Since each of the blocks are linked tightly to each other, we call this type of ledger a blockchain.

Miners

In practice, there’s only a subset of users who compute proof of works. These people are known as miners.

Miners listen for transactions, bundle them into a block, and then start computing a proof of work for their block. If they find a valid proof of work before anyone else they’ll broadcast their block to the entire world. If somebody else creates a valid block before they do, they’ll update their ledger and get started on the next block in the chain.

Computing proof of works for blocks takes a lot of computing power and energy. To incentivise miners, there are block rewards. The creator of any block is rewarded with some Ledger Coin for their work.

This is the only way that new ledger coins are introduced into the blockchain network. There’s no central government that mints new coins. New coins come into being from miners who create blocks.

Blockchain!

We now have a full outline for how a decentralized currency system works!
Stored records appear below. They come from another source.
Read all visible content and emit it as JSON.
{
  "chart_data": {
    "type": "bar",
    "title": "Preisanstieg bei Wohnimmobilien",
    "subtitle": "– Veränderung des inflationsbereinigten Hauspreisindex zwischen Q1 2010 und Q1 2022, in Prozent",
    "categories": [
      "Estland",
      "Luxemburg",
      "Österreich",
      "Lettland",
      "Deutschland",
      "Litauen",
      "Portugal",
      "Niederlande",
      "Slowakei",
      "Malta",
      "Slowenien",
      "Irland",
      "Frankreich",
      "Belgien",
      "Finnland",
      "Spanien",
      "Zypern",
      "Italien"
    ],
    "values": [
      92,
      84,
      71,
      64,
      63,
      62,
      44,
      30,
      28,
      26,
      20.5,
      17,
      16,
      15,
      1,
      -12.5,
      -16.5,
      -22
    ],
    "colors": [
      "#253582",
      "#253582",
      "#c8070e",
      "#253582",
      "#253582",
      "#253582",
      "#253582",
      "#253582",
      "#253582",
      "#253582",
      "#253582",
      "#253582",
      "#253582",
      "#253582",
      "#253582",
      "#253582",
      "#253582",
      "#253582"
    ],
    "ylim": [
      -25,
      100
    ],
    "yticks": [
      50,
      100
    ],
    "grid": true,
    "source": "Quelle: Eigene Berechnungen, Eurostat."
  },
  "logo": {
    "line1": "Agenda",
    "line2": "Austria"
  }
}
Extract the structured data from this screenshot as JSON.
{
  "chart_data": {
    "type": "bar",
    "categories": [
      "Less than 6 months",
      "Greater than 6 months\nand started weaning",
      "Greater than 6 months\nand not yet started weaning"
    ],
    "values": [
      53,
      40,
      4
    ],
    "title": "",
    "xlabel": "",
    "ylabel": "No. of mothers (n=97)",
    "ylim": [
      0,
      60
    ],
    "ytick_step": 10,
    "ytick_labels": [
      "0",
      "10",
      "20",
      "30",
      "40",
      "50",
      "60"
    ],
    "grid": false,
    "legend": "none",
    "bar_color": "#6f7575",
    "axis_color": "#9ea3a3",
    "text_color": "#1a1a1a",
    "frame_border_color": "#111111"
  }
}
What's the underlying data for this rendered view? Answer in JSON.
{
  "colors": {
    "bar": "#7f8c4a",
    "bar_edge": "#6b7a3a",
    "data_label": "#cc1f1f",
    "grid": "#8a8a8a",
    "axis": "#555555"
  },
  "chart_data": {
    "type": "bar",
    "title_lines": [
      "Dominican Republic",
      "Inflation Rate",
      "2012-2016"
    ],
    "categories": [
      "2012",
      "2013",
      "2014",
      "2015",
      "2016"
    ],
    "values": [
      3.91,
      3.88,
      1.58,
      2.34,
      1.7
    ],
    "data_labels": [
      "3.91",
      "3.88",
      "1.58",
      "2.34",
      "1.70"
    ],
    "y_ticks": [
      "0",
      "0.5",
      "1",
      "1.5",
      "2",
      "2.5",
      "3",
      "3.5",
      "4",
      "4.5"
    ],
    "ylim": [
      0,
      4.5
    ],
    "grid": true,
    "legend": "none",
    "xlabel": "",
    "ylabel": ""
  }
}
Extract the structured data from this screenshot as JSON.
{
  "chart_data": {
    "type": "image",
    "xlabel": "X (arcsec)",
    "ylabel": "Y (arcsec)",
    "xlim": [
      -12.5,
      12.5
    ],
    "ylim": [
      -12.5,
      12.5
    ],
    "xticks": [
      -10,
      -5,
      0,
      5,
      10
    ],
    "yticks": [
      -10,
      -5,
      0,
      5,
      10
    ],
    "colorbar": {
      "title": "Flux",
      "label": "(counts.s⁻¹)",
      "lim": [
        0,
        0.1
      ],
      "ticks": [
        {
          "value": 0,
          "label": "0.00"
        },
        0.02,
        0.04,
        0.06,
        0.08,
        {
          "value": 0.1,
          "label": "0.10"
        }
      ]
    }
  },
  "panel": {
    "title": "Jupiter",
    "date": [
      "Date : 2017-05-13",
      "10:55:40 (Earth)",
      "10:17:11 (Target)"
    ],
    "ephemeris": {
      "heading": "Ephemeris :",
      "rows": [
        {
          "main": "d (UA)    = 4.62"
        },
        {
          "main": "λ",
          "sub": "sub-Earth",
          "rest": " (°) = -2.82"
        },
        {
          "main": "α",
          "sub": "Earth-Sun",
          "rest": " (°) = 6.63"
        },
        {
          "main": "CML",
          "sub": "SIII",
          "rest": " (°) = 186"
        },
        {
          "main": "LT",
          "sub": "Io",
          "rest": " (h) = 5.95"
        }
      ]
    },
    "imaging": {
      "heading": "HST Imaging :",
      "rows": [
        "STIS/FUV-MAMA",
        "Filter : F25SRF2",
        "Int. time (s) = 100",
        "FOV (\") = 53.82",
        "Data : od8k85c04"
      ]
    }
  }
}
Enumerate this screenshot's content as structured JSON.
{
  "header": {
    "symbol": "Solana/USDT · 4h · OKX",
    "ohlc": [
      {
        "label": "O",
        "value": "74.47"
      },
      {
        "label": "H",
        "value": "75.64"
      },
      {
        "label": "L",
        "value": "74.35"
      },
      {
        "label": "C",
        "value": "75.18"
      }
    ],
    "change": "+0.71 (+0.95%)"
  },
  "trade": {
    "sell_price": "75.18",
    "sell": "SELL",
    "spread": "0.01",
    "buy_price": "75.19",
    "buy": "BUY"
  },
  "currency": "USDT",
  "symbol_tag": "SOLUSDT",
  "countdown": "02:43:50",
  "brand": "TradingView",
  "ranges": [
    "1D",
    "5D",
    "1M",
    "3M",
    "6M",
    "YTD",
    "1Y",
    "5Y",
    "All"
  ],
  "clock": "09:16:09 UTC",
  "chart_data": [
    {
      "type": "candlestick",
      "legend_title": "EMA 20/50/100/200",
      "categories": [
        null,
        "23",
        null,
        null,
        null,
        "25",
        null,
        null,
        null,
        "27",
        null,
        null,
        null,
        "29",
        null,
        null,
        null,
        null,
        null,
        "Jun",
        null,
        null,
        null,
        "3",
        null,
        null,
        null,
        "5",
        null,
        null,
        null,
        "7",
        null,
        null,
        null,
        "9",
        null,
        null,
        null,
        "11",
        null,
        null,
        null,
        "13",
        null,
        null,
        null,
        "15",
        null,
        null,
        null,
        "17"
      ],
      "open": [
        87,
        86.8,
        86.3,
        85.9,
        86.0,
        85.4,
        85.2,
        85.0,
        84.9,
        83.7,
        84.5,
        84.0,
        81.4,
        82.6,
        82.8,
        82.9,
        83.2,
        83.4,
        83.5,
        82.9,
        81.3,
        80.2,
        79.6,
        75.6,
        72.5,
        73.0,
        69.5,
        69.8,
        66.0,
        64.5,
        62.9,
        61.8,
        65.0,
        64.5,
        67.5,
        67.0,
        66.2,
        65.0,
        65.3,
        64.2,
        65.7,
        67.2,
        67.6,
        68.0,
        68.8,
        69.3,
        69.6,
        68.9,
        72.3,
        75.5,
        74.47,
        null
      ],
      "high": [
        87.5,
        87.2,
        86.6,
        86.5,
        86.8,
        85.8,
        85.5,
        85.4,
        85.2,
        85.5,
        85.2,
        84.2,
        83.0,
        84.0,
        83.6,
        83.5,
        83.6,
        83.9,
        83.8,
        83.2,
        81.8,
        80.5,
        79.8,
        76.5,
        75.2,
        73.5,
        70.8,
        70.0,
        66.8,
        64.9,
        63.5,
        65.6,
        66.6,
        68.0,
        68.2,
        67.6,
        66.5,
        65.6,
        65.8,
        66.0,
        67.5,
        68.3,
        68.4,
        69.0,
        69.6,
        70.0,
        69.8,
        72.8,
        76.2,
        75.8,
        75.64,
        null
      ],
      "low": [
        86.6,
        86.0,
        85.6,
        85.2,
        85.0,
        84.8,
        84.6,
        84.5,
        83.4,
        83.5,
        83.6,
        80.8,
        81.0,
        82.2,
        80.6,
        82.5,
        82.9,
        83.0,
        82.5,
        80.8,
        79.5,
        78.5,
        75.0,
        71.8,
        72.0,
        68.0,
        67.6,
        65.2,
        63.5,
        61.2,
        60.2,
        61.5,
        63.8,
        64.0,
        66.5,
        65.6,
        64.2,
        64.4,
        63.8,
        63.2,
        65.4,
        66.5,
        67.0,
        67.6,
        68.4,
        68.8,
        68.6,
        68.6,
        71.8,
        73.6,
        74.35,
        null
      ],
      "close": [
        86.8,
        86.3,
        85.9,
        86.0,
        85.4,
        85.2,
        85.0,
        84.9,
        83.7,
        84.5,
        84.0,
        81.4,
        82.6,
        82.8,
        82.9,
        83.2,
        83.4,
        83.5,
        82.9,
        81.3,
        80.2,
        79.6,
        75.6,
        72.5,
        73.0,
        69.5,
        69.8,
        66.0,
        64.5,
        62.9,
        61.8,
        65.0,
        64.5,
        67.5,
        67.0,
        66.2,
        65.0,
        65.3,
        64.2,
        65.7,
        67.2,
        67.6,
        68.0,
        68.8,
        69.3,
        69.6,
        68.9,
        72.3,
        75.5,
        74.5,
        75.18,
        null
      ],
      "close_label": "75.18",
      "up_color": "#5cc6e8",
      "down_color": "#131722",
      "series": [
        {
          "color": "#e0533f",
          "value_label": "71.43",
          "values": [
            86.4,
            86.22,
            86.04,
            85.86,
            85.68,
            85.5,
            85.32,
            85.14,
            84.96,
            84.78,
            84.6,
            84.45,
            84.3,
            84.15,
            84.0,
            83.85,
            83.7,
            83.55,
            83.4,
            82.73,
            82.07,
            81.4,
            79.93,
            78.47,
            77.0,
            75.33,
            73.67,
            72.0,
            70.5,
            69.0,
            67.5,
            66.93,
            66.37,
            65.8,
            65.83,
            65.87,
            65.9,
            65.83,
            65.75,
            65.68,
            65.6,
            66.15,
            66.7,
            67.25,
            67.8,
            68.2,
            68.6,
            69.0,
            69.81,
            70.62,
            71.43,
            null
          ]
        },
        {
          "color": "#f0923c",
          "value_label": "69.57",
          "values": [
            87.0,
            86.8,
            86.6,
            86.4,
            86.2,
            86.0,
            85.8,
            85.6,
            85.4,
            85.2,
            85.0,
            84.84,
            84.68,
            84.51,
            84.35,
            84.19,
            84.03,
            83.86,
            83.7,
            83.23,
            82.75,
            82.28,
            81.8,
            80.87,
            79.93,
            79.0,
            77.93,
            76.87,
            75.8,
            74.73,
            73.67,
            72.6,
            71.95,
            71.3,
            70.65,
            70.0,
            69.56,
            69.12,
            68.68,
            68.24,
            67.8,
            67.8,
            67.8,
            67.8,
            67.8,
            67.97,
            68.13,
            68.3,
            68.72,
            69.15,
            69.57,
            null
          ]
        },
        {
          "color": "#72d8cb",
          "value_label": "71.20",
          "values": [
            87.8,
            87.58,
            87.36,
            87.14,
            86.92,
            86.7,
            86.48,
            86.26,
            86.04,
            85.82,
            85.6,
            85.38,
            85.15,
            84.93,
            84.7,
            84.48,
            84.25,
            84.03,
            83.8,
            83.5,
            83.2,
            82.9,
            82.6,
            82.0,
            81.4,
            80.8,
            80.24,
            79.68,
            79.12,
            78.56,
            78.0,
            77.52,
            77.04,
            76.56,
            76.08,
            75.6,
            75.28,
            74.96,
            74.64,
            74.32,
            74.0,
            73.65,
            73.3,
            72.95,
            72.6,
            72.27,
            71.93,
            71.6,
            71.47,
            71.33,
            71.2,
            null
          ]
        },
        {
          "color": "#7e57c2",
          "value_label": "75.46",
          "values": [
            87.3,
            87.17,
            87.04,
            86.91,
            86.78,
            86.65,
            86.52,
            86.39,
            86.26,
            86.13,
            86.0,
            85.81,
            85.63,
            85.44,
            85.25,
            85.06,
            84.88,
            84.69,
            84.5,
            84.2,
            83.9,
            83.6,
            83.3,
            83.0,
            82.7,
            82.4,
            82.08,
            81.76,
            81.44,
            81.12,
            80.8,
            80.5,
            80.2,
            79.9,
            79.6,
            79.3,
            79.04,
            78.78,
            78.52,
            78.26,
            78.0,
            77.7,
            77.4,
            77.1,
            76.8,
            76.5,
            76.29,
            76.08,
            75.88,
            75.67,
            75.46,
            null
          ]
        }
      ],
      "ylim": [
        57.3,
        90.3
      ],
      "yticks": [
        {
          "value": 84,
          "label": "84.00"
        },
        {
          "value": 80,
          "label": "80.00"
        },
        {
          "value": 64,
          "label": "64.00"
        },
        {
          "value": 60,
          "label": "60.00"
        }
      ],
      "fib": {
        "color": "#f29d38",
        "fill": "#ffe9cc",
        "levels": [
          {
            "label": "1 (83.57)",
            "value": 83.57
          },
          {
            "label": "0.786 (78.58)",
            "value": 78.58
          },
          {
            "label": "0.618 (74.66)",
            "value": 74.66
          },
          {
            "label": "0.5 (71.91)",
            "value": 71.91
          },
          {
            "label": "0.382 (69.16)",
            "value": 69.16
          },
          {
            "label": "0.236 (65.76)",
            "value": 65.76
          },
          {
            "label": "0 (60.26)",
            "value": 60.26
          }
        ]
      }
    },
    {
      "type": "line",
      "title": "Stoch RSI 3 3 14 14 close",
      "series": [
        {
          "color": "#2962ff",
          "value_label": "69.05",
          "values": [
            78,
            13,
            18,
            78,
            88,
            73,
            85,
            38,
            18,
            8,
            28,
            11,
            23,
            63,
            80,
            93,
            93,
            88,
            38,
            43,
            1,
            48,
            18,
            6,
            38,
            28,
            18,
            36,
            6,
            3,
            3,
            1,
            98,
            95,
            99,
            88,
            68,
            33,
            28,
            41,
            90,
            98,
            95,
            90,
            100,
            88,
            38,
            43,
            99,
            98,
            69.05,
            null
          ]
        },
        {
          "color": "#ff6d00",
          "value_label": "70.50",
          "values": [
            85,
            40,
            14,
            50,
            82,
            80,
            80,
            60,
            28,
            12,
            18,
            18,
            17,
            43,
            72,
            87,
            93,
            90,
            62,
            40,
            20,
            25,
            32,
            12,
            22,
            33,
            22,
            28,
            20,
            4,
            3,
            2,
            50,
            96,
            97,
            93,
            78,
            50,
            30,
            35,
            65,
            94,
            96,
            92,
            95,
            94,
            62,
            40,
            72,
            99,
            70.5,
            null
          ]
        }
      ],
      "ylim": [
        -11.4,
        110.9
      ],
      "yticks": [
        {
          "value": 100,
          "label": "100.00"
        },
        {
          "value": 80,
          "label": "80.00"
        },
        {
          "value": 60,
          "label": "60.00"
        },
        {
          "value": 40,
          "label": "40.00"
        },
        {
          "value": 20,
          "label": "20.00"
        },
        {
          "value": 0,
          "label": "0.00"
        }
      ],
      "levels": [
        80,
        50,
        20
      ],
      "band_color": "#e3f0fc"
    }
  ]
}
  • Anyone can submit a transaction to be put in a block
  • Transactions are signed so users can only spend their own money
  • Users can only spend money that they actually have
  • Proof of work shows that computational work has been put into a block
  • Blocks are chained together so that past transactions cannot be modified
  • Miners are users who bundle transactions into blocks and find valid proof of works. They’re rewarded with cryptocurrency when they “mine” a block
  • Honest users will always trust the longest chain of blocks

If you’d like to play around with Blockchain concepts like hashing or mining, this website has great interactive demos.

Blockchain and Beyond

Blockchains aren’t only limited to Bitcoin. Ethereum is another technology that uses blockchain to allow users to do almost any computation in a decentralized and immutable manner. It allows for decentralized computing, file storage, investing and more.